Besides fishing, he is a golfer, hockey player, and lacrosse player, and he hopes to participate in those three sports throughout his high school years. He is also eager to be a member of the Edina Fishing Club at Edina High School . During his high school years, he would also like to work part time in the fishing tackle department at Gander Mountain in nearby Eden Prairie, Minnesota.
Largemouth and smallmouth bass are his favorite fish to pursue, but he also enjoys catching walleye and chasing muskie.
Once he graduates from high school, he says fishing will likely be his primary passion, and he is already looking at colleges that have a bass team that he can fish for.
When we asked him how often he fishes, he made some quick mental calculations and estimated that he fishes about 100 times a year. He regularly rides his bicycle to Mt. Normandale Lake, where he often plies the creek below the waterfall along the lake's southeast corner. Mt. Normandale is a relatively shallow lake, and during the summer it becomes heavily infested with aquatic vegetation, which he likes to probe those mats of vegetation by wielding a topwater frog similar to the BOOYAH Pad Crasher Frog that we saw him wielding on the morning of July 30.
In addition to his frequent forays at Mt. Normandale, he fishes Waconia and Minnetonka lakes with his father, Douglas, and some friends. He and his father and their friends also fish Mille Lacs Lake and Balsam Lake, Wisconsin, and East Balsam Lake, Wisconsin. The Saint Croix River in Wisconsin is a one of his favorite waterways.

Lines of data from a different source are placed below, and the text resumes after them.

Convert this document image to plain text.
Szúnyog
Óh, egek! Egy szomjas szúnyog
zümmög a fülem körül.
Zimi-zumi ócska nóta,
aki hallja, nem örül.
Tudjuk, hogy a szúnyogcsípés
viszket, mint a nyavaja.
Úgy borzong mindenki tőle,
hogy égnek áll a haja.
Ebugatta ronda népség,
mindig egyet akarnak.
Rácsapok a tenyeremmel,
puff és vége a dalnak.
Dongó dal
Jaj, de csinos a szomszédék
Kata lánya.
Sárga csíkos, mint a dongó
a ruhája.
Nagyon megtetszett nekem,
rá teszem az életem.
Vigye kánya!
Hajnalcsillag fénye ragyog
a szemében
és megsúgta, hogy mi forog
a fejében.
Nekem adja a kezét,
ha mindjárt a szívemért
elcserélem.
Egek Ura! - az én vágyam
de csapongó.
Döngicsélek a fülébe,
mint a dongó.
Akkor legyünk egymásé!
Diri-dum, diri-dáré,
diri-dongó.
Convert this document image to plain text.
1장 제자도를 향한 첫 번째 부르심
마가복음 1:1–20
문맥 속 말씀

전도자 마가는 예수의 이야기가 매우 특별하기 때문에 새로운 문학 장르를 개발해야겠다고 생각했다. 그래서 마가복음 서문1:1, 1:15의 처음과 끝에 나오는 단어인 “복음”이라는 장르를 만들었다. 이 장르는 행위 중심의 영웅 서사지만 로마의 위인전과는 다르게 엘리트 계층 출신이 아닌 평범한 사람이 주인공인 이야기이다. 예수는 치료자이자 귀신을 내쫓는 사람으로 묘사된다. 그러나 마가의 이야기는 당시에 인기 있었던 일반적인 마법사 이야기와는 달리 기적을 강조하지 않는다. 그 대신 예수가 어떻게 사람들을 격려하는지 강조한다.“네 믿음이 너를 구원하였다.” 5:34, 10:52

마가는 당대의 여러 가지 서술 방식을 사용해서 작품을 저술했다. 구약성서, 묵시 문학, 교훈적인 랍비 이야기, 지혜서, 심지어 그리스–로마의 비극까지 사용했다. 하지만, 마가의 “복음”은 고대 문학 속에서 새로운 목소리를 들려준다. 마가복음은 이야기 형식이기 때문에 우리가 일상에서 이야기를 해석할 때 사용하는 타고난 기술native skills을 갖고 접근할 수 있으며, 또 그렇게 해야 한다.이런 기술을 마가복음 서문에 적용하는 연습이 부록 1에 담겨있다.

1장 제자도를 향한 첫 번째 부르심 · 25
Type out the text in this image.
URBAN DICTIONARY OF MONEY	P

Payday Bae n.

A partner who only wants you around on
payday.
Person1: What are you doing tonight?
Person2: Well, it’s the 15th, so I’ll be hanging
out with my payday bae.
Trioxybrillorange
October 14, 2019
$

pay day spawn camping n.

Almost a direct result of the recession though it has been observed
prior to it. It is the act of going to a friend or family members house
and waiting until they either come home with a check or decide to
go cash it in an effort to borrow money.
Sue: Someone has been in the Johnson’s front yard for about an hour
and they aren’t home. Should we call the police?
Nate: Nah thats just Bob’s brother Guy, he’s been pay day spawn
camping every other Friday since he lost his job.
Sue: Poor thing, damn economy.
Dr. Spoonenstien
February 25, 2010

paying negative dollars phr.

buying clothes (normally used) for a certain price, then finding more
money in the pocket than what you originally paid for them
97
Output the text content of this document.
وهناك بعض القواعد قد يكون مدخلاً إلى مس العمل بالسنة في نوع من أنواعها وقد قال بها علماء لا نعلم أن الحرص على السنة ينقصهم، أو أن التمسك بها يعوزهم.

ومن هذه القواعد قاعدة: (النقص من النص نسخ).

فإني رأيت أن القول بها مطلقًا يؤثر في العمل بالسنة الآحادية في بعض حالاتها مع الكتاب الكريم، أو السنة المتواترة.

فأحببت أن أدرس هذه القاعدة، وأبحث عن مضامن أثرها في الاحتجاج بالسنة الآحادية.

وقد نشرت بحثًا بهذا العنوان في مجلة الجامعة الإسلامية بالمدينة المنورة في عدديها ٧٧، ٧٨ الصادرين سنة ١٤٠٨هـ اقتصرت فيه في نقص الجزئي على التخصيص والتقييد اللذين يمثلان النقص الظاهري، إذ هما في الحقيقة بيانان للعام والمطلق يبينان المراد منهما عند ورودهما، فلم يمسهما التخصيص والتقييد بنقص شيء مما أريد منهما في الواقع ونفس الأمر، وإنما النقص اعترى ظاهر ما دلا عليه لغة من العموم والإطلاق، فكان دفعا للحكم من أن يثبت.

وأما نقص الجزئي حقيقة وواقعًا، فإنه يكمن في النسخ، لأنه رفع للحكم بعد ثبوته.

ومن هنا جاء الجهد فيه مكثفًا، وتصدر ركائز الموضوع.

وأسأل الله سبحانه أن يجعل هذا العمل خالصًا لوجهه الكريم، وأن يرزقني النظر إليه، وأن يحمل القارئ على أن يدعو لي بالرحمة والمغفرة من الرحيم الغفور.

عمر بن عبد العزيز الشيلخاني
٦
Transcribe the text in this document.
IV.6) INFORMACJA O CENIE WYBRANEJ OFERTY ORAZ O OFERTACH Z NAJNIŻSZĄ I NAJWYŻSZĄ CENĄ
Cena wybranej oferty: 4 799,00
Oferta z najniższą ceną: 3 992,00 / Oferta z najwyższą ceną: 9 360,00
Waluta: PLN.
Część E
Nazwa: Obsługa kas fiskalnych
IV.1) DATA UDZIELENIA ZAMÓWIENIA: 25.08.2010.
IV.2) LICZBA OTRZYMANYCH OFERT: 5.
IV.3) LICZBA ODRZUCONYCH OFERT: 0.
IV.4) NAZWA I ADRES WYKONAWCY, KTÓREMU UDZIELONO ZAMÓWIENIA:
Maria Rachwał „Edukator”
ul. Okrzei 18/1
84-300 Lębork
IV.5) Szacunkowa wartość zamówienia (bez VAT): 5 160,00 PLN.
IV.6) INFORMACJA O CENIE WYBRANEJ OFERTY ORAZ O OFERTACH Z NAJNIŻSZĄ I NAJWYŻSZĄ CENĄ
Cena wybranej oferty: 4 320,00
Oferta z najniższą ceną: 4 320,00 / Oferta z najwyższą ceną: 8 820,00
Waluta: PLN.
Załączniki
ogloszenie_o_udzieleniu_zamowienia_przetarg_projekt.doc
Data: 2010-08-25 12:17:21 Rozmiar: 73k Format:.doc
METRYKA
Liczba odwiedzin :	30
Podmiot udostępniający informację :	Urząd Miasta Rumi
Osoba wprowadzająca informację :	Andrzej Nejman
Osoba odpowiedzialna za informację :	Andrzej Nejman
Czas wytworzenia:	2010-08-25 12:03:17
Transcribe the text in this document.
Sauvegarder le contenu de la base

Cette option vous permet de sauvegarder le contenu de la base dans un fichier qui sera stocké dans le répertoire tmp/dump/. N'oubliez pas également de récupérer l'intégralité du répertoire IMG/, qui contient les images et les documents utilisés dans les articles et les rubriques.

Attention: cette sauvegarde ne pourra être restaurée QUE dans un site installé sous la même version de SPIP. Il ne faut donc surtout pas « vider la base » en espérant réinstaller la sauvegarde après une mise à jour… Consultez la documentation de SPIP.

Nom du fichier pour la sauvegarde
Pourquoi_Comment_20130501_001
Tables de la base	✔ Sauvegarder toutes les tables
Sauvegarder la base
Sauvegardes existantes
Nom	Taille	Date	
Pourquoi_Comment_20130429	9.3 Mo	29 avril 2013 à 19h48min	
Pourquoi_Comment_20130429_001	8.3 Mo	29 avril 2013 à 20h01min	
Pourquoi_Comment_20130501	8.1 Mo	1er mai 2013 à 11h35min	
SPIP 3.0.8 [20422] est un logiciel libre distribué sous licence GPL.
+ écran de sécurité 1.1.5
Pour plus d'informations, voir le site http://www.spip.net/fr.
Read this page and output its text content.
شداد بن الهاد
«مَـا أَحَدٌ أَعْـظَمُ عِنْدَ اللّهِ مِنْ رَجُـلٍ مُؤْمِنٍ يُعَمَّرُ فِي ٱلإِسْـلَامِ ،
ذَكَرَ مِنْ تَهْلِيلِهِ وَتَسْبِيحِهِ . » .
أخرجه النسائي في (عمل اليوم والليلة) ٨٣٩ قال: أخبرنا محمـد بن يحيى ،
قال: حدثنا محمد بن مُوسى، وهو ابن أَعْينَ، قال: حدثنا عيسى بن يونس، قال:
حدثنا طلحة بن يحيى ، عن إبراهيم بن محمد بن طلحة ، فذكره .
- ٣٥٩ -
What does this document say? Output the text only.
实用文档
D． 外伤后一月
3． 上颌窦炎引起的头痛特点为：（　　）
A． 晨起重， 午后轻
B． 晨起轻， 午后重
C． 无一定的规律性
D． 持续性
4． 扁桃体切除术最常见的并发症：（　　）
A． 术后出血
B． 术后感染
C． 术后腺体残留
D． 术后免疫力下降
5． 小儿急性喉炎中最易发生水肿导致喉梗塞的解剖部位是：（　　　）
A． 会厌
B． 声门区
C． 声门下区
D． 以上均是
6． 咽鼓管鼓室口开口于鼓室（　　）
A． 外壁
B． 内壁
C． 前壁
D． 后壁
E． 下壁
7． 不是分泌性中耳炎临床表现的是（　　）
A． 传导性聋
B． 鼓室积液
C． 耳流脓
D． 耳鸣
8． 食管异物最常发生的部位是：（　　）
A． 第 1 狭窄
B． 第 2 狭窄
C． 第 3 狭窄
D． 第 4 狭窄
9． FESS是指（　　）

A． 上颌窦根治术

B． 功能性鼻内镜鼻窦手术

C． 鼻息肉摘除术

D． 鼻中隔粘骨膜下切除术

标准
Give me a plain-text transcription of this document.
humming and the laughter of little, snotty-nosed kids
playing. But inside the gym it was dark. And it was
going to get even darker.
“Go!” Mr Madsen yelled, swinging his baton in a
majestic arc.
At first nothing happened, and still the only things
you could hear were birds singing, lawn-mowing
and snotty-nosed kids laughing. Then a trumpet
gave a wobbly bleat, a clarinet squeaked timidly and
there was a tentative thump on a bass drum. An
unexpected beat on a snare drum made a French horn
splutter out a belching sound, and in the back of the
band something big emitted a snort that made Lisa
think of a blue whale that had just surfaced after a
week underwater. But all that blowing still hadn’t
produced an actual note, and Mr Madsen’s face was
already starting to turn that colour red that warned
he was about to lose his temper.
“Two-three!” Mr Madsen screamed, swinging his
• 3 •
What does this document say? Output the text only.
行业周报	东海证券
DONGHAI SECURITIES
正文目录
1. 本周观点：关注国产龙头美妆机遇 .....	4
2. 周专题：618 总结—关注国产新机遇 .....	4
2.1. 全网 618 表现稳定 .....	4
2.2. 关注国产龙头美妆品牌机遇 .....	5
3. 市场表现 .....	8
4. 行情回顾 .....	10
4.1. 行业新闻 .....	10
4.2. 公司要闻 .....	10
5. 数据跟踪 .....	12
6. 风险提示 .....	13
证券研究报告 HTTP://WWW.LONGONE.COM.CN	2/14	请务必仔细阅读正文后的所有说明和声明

His father was unable to join the extended-family's annual summer vacation in the Northwoods of Itasca County. So with his father guidance, Evan acquired a Minnesota watercraft operator's permit, which allowed him to guide various members of his extended family around the lake in pursuit of largemouth bass, crappie, and bluegill. And after those family piscatorial endeavors, his aunts and uncles were as charmed by his wherewithal at wielding a rod and reel and controlling the boat as Patty and I were when we watched him on the morning of July 30.
In addition, he periodically exhibited his abilities at handling and fishing in a kayak, and it was an impressive spectacle indeed.
One evening when we talked about Midwest finesse fishing, I gave him a few Z-Man's Fishing Products' Finesse T.R.D.s (The Real Deal) and 1/16-ounce Gopher jigs, hinting that they would be ideal baits to use when he and his father fish the St. Croix River. And to our delight, he caught his first largemouth bass on The Real Deal during the morning after we talked by probing a drop off and the edge of a patch of submerged aquatic vegetation that surrounded the drop off.
As the years unfold, we are hoping that he will become a frequent contributor to the Finesse News Network.